His own next move sits on top of this. The agency comes first; the coaching side follows. He wants to build a bridge between Pakistani UX talent and North American startups. The math is brutally clean. The most junior US or Canadian designer costs a startup around fifty thousand dollars a year. A mid-level Pakistani designer at two thousand dollars a month is twenty-four thousand — less than half. Three stakeholders win. The startup gets cheaper senior work. The Pakistani designer gets a job that does not exist locally at that pay grade. Shajee gets to be the bridge — and, eventually, the trainer who teaches Pakistani designers how to build a portfolio for a remote role and how to interview for a North American hiring manager. “A lot of dynamics are fairly different. That difference in dynamics is what I want to make Pakistanis understand.”

Books, a billionaire barista, and what he wants for Pakistan

Asked for resources, Shajee names three. Eric Kennedy’s Learn UX Design, Learn UI Design, and Landing Page Academy — slightly expensive for Pakistani buyers, but, in his read, the best beginner content in the space. For a book, he recommends Never Enough by Andrew Wilkinson, the current owner of Dribbble. Wilkinson, he notes, started a design agency from a coffee shop where he worked as a barista — clients would come in, he’d hear them talking about websites, and the idea formed there. He eventually became a billionaire. The lessons in the book are not about design. They are about money, and how much of it is enough, and the answer the title gives. “When I read it, it was a perspective shifter.”

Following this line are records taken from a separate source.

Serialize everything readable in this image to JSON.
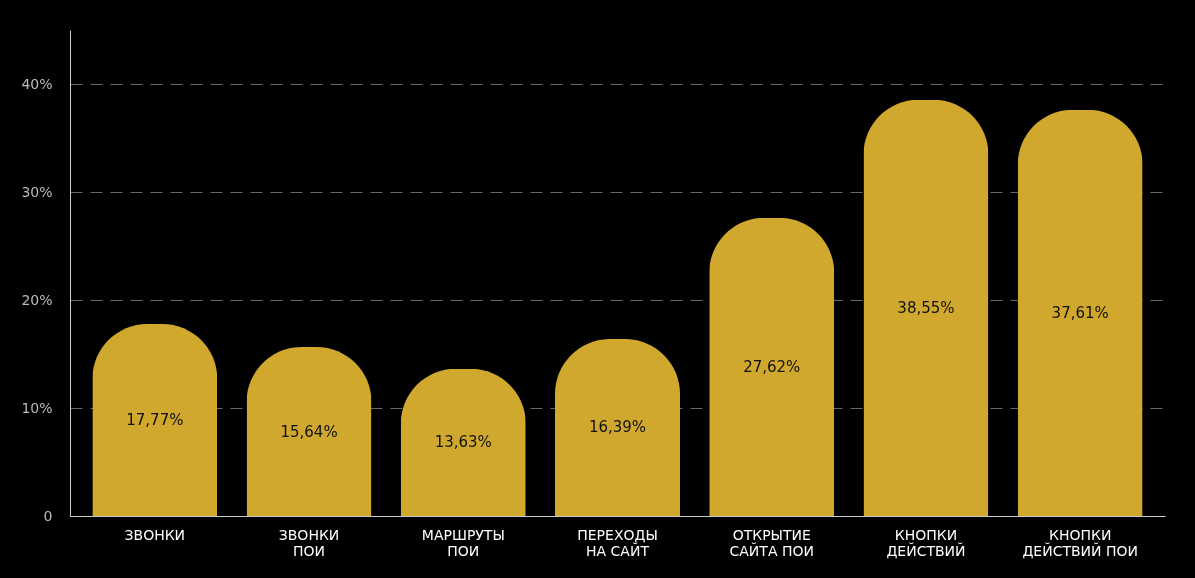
{
  "chart_data": {
    "type": "bar",
    "categories": [
      "ЗВОНКИ",
      "ЗВОНКИ ПОИ",
      "МАРШРУТЫ ПОИ",
      "ПЕРЕХОДЫ НА САЙТ",
      "ОТКРЫТИЕ САЙТА ПОИ",
      "КНОПКИ ДЕЙСТВИЙ",
      "КНОПКИ ДЕЙСТВИЙ ПОИ"
    ],
    "values": [
      17.77,
      15.64,
      13.63,
      16.39,
      27.62,
      38.55,
      37.61
    ],
    "color": "#d0a82e",
    "ylim": [
      0,
      45
    ],
    "yticks": [
      {
        "value": 0,
        "label": "0"
      },
      {
        "value": 10,
        "label": "10%"
      },
      {
        "value": 20,
        "label": "20%"
      },
      {
        "value": 30,
        "label": "30%"
      },
      {
        "value": 40,
        "label": "40%"
      }
    ],
    "value_labels": [
      "17,77%",
      "15,64%",
      "13,63%",
      "16,39%",
      "27,62%",
      "38,55%",
      "37,61%"
    ],
    "grid": "y"
  }
}
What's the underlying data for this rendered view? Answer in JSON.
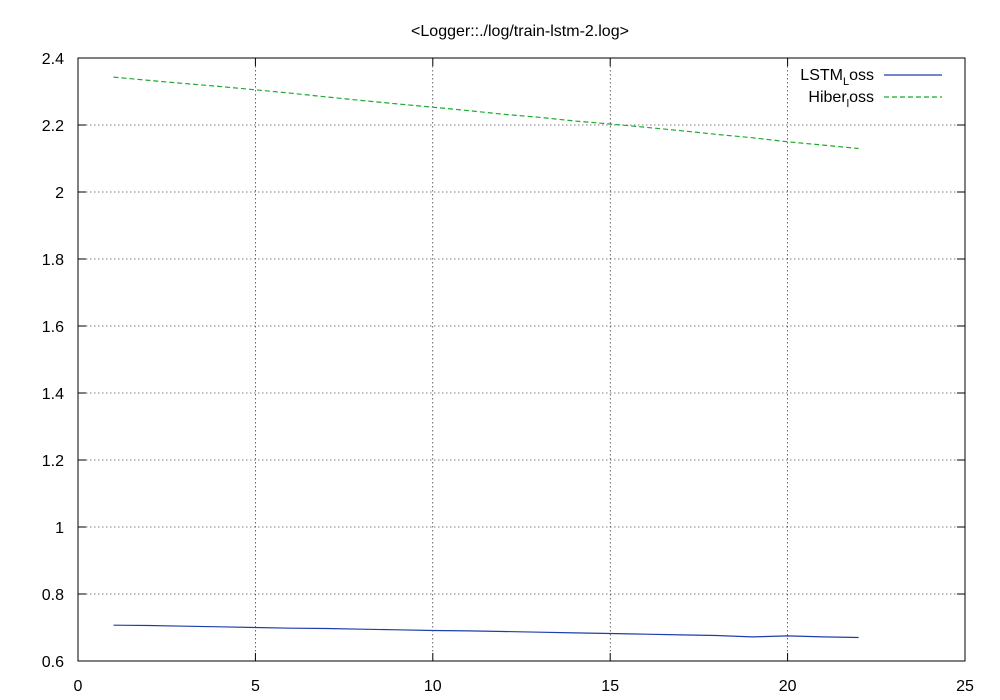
{
  "chart_data": {
    "type": "line",
    "title": "<Logger::./log/train-lstm-2.log>",
    "xlabel": "",
    "ylabel": "",
    "xlim": [
      0,
      25
    ],
    "ylim": [
      0.6,
      2.4
    ],
    "xticks": [
      0,
      5,
      10,
      15,
      20,
      25
    ],
    "yticks": [
      0.6,
      0.8,
      1,
      1.2,
      1.4,
      1.6,
      1.8,
      2,
      2.2,
      2.4
    ],
    "grid": true,
    "legend_position": "top-right",
    "x": [
      1,
      2,
      3,
      4,
      5,
      6,
      7,
      8,
      9,
      10,
      11,
      12,
      13,
      14,
      15,
      16,
      17,
      18,
      19,
      20,
      21,
      22
    ],
    "series": [
      {
        "legend_main": "LSTM",
        "legend_sub": "L",
        "legend_tail": "oss",
        "color": "#1f3fa8",
        "dash": "solid",
        "values": [
          0.707,
          0.706,
          0.704,
          0.702,
          0.7,
          0.698,
          0.697,
          0.695,
          0.693,
          0.691,
          0.69,
          0.688,
          0.686,
          0.684,
          0.682,
          0.68,
          0.678,
          0.676,
          0.672,
          0.675,
          0.672,
          0.67
        ]
      },
      {
        "legend_main": "Hiber",
        "legend_sub": "l",
        "legend_tail": "oss",
        "color": "#1faa2f",
        "dash": "dashed",
        "values": [
          2.343,
          2.333,
          2.324,
          2.315,
          2.305,
          2.295,
          2.284,
          2.273,
          2.263,
          2.253,
          2.243,
          2.232,
          2.223,
          2.212,
          2.203,
          2.193,
          2.183,
          2.172,
          2.162,
          2.15,
          2.14,
          2.13
        ]
      }
    ]
  }
}
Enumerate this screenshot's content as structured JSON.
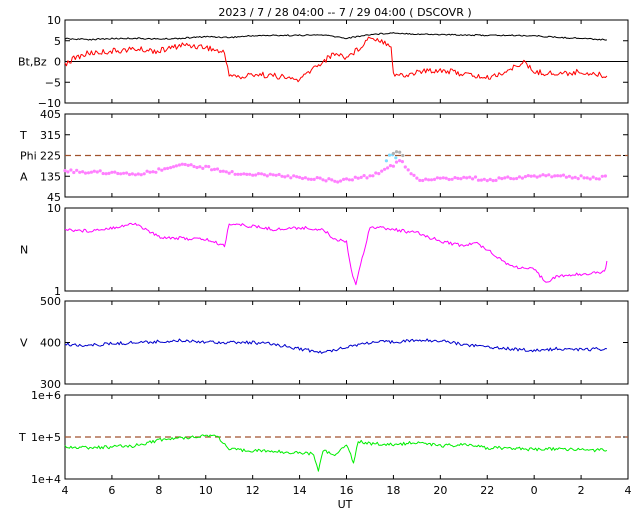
{
  "chart_data": {
    "type": "line",
    "title": "2023 /  7 / 28  04:00 --  7 / 29  04:00 ( DSCOVR )",
    "xlabel": "UT",
    "x_ticks": [
      "4",
      "6",
      "8",
      "10",
      "12",
      "14",
      "16",
      "18",
      "20",
      "22",
      "0",
      "2",
      "4"
    ],
    "x_range": [
      4,
      28
    ],
    "data_end_hour": 27.1,
    "panels": [
      {
        "id": "bt-bz",
        "ylabel": "Bt,Bz",
        "scale": "linear",
        "ylim": [
          -10,
          10
        ],
        "ytick_labels": [
          "10",
          "5",
          "0",
          "−5",
          "−10"
        ],
        "ytick_values": [
          10,
          5,
          0,
          -5,
          -10
        ],
        "zero_line": true,
        "series": [
          {
            "color": "#000000",
            "x": [
              4,
              5,
              6,
              7,
              8,
              9,
              10,
              11,
              12,
              13,
              14,
              15,
              16,
              17,
              18,
              19,
              20,
              21,
              22,
              23,
              24,
              25,
              26,
              27.1
            ],
            "y": [
              5.5,
              5.3,
              5.5,
              5.6,
              5.4,
              5.6,
              6.0,
              5.8,
              6.2,
              6.3,
              6.3,
              6.4,
              5.6,
              6.5,
              6.9,
              6.6,
              6.5,
              6.4,
              6.3,
              6.3,
              6.2,
              5.8,
              5.6,
              5.2
            ]
          },
          {
            "color": "#ff0000",
            "x": [
              4,
              4.5,
              5,
              6,
              7,
              8,
              9,
              10,
              10.8,
              11,
              11.5,
              12,
              13,
              14,
              14.5,
              15,
              15.5,
              16,
              16.5,
              17,
              17.5,
              17.9,
              18,
              18.5,
              19,
              20,
              21,
              22,
              23,
              23.5,
              24,
              25,
              26,
              27.1
            ],
            "y": [
              -0.5,
              1,
              2,
              2.5,
              3,
              2.5,
              4,
              3.5,
              2,
              -3,
              -4,
              -3,
              -3.5,
              -4.5,
              -2,
              0,
              2,
              1,
              3,
              6,
              5,
              4,
              -3,
              -3.5,
              -2.5,
              -2,
              -3,
              -4,
              -2,
              0,
              -2.5,
              -3,
              -2.5,
              -3.5
            ]
          }
        ]
      },
      {
        "id": "phi",
        "ylabel_lines": [
          "T",
          "Phi",
          "A"
        ],
        "scale": "linear",
        "ylim": [
          45,
          405
        ],
        "ytick_labels": [
          "405",
          "315",
          "225",
          "135",
          "45"
        ],
        "ytick_values": [
          405,
          315,
          225,
          135,
          45
        ],
        "ref_line": 225,
        "series": [
          {
            "color": "#ff80ff",
            "x": [
              4,
              5,
              6,
              7,
              8,
              9,
              10,
              11,
              12,
              13,
              14,
              15,
              15.5,
              16,
              17,
              18,
              18.2,
              19,
              20,
              21,
              22,
              23,
              24,
              25,
              26,
              27.1
            ],
            "y": [
              160,
              155,
              150,
              145,
              160,
              185,
              175,
              150,
              145,
              140,
              130,
              125,
              110,
              120,
              135,
              180,
              215,
              120,
              125,
              130,
              120,
              130,
              135,
              135,
              130,
              130
            ]
          },
          {
            "color": "#7fdcff",
            "x": [
              17.7,
              17.9,
              18.1
            ],
            "y": [
              200,
              240,
              215
            ]
          },
          {
            "color": "#b0b0b0",
            "x": [
              18.0,
              18.2,
              18.4
            ],
            "y": [
              230,
              250,
              225
            ]
          }
        ]
      },
      {
        "id": "density",
        "ylabel": "N",
        "scale": "log",
        "ylim": [
          1,
          10
        ],
        "ytick_labels": [
          "10",
          "1"
        ],
        "ytick_values": [
          10,
          1
        ],
        "series": [
          {
            "color": "#ff00ff",
            "x": [
              4,
              5,
              6,
              7,
              8,
              9,
              10,
              10.8,
              11,
              12,
              13,
              14,
              15,
              15.5,
              16,
              16.2,
              16.4,
              17,
              18,
              19,
              20,
              21,
              21.5,
              22,
              22.5,
              23,
              24,
              24.5,
              25,
              26,
              27,
              27.1
            ],
            "y": [
              5.5,
              5.3,
              5.8,
              6.5,
              4.5,
              4.3,
              4.2,
              3.5,
              6.5,
              6,
              5.5,
              5.8,
              5.5,
              4.2,
              4,
              1.8,
              1.2,
              6,
              5.5,
              5,
              4,
              3.5,
              3.8,
              3.2,
              2.5,
              2,
              1.8,
              1.3,
              1.5,
              1.6,
              1.7,
              2.3
            ]
          }
        ]
      },
      {
        "id": "speed",
        "ylabel": "V",
        "scale": "linear",
        "ylim": [
          300,
          500
        ],
        "ytick_labels": [
          "500",
          "400",
          "300"
        ],
        "ytick_values": [
          500,
          400,
          300
        ],
        "series": [
          {
            "color": "#0000cc",
            "x": [
              4,
              5,
              6,
              7,
              8,
              9,
              10,
              11,
              12,
              13,
              14,
              14.5,
              15,
              15.5,
              16,
              16.5,
              17,
              18,
              19,
              20,
              21,
              22,
              23,
              24,
              25,
              26,
              27.1
            ],
            "y": [
              395,
              393,
              397,
              400,
              402,
              405,
              402,
              400,
              400,
              395,
              385,
              380,
              375,
              383,
              390,
              395,
              400,
              402,
              405,
              405,
              395,
              390,
              385,
              380,
              385,
              383,
              385
            ]
          }
        ]
      },
      {
        "id": "temperature",
        "ylabel": "T",
        "scale": "log",
        "ylim": [
          10000,
          1000000
        ],
        "ytick_labels": [
          "1e+6",
          "1e+5",
          "1e+4"
        ],
        "ytick_values": [
          1000000,
          100000,
          10000
        ],
        "ref_line": 100000,
        "series": [
          {
            "color": "#00ee00",
            "x": [
              4,
              5,
              6,
              7,
              8,
              9,
              10,
              10.5,
              11,
              12,
              13,
              14,
              14.6,
              14.8,
              15,
              15.5,
              16,
              16.3,
              16.5,
              17,
              18,
              19,
              20,
              21,
              22,
              23,
              24,
              25,
              26,
              27.1
            ],
            "y": [
              60000,
              55000,
              58000,
              62000,
              85000,
              95000,
              110000,
              105000,
              50000,
              48000,
              45000,
              42000,
              40000,
              15000,
              50000,
              35000,
              70000,
              25000,
              80000,
              70000,
              65000,
              75000,
              62000,
              65000,
              55000,
              55000,
              50000,
              52000,
              50000,
              48000
            ]
          }
        ]
      }
    ]
  }
}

Muzamil closes with the broadest possible question — what does Shajee feel about Pakistan, having just spent two months there. Shajee says it’s a difficult question and that he won’t comment at the macro level because it’s not his area. But on tech specifically, he is direct. A lot of good work is happening. At the same time, a lot of tech talent wants out. The model he points to is India. The major chunk of talent inside the world’s biggest tech companies — Meta, Google — is Indian, whether based in India or outside it. Pakistan, in his read, has the same opening. Either the talent leaving Pakistan ends up inside those companies, or it ends up starting the next ones. “That is something I have hopes for.”

Muzamil ends where he started the episode — by reminding the audience the format is new, asking them to drop their persona in the comments, and signalling that more conversations with overseas Pakistanis doing specific, learnable jobs are coming. The opening thesis closes the loop. The roles exist. The path in is not gated. The work that survives is the work closest to the human on the other side of the screen.